A Bridled Tongue.

((from Brittany))

The other night I was faced with a choice. I was staring evil in the face and wasn’t sure whether to speak or stay silent. After a quick assessment, I went with my gut and chose the option that didn’t come naturally. I stayed silent and left God to be sovereign over evil.

I walked away wondering, did I do the right thing? After all, there are times when we are called to speak up and be advocates for justice! But this was different. My urge to speak would only scratch the itch of being right rather than bring about restoration. So silence, although it nearly killed me, was evidence of the Holy Spirit’s work in my life.

You see, my family knows me as a firecracker.  I’ve always had a feisty side, and a bend towards seeking justice for the underdog. Put the combination together and sometimes I can come off opinionated and self-righteous. What can I say? I’m sure I was a joy to be around during my teenage years.

Life has softened me a bit, as I’m slowly learning that silence also is a holy virtue.  James says the following about the tongue:

“If anyone thinks he is religious and does not bridle his tongue but deceives his heart, this person’s religion is worthless. Religion that is pure and undefiled before God, the Father, is this: to visit orphans and widows in their affliction, and to keep oneself unstained from the world.” James 1: 26-27

 “So also the tongue is a small member, yet it boasts of great things. How great a forest is set ablaze by such a small fire! And the tongue is a fire, a world of unrighteousness. The tongue is set among our members, staining the whole body, setting on fire the entire course of life and set on fire by hell… no human being can tame the tongue. It is a restless evil, full of deadly poison. With it we bless our Lord and Father and with it we curse people who are make in the likeness of God. From the same mouth come blessing and cursing. My brothers, these things ought not to be so.” James 3: 5-10

I think we all can agree that our tongues have gotten out of hand as of late. Log on to Facebook or Twitter and you’ll be given dozens of examples of passionate words, with little action to back it up.

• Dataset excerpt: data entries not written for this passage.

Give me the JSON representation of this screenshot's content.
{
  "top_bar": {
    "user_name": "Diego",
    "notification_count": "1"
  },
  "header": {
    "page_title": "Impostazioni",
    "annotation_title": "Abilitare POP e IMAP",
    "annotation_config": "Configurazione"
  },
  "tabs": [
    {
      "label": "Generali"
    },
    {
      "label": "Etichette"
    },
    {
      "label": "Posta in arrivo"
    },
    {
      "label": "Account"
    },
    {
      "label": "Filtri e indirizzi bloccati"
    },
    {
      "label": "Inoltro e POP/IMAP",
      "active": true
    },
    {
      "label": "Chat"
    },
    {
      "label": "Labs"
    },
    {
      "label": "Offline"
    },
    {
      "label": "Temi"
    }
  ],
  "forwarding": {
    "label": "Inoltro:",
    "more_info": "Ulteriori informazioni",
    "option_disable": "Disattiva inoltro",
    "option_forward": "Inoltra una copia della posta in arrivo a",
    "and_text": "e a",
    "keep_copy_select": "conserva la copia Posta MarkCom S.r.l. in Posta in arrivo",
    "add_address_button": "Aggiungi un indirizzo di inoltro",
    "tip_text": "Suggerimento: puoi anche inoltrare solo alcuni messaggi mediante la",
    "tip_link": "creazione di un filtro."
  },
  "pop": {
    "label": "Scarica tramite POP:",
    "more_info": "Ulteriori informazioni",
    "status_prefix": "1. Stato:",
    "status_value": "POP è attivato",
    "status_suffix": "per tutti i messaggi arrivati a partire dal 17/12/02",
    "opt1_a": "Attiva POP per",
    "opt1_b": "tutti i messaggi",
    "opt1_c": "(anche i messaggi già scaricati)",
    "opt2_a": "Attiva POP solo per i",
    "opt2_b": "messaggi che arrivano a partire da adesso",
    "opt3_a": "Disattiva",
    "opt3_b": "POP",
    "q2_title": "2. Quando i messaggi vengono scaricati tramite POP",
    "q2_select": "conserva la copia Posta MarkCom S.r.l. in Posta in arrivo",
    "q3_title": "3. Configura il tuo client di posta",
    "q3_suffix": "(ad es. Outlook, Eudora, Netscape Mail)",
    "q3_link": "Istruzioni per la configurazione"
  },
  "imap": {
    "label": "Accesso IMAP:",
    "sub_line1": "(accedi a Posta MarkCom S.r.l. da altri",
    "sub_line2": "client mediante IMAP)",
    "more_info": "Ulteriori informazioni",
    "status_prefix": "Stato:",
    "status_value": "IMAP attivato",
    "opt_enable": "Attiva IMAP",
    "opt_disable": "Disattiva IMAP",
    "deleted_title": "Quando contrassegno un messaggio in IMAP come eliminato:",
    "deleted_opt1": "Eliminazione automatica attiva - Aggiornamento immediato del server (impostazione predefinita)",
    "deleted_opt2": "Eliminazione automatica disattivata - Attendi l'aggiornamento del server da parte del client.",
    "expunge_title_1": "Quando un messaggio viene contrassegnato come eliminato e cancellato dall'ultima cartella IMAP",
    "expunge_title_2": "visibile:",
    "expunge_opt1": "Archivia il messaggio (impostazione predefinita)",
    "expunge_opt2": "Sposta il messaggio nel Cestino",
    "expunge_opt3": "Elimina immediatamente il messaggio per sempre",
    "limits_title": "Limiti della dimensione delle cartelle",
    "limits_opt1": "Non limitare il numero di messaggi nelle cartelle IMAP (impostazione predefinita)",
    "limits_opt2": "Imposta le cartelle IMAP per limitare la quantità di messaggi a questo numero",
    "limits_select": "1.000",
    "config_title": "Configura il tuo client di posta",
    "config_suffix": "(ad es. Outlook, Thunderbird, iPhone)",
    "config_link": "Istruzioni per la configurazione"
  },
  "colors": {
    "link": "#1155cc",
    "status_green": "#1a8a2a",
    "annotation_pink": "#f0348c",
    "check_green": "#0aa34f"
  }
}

As a girl who used to have a blog named “The Sassy Salmon” – I have little room to talk. These passages on the tongue make me shudder. What a strong admonition on our mouths!? But what brings this sassy justice seeker to the point of contentment is that a bridled tongue doesn’t mean we have to sit idly by twiddling our thumbs. Some days we speak up and out, but many days we speak truth with our actions. We visit orphans and widows, and we work with the oppressed in our society, actively fighting injustices with our resources, not just our words.

I love how the contrast between pure religion and worthless religion is the tongue AND actions. Pure religion seeks out the betterment of others, it pushes us to act upon our beliefs and love those facing affliction. Worthless religion is an unbridled tongue, that later is described with the capability of setting our lives afire and destroying everything it touches.

 I used to think that in order to have a bridled tongue, I needed to just shut my trap and smile and nod a lot more. But that’s not what Scripture tells us. Using our words wisely doesn’t mean we stay silent, rather it means we have a bridled tongue. It means we use words to serve Kingdom purposes. Our words are well thought out, premeditated, intentional, and researched. Our words are spoken with measure and passion and Christ’s redemptive nature driving every syllable. And our words line up with our actions. If we speak about justice, post on social media about social justice, but do not live lives that bring about justice… perhaps our words our empty and we’re merely deceiving ourselves.

 Back to my choice to stay silent the other night. Even today I rehearsed what I wanted to say in that moment. I developed a witty dialogue all mapped out in my head. It had sophisticated jabs and educated points and all the sass that you would expect from The Sassy Salmon. It felt good to imagine myself telling off evil, and yet in my soul I knew that I was using my words to set fire to someone’s world rather than bring about restoration. I might have listened to the Holy Spirit in the moment and obeyed in silence, but today the tongue in my head is still longing to whip and lash. It is an everyday wrestle to bridle my tongue, but my prayer is that through reading these convicting passages in James, I’ll keep on confessing and repenting and working out my religion, pressing on towards what is pure and undefiled, and fighting for the holiness of a bridled a tongue.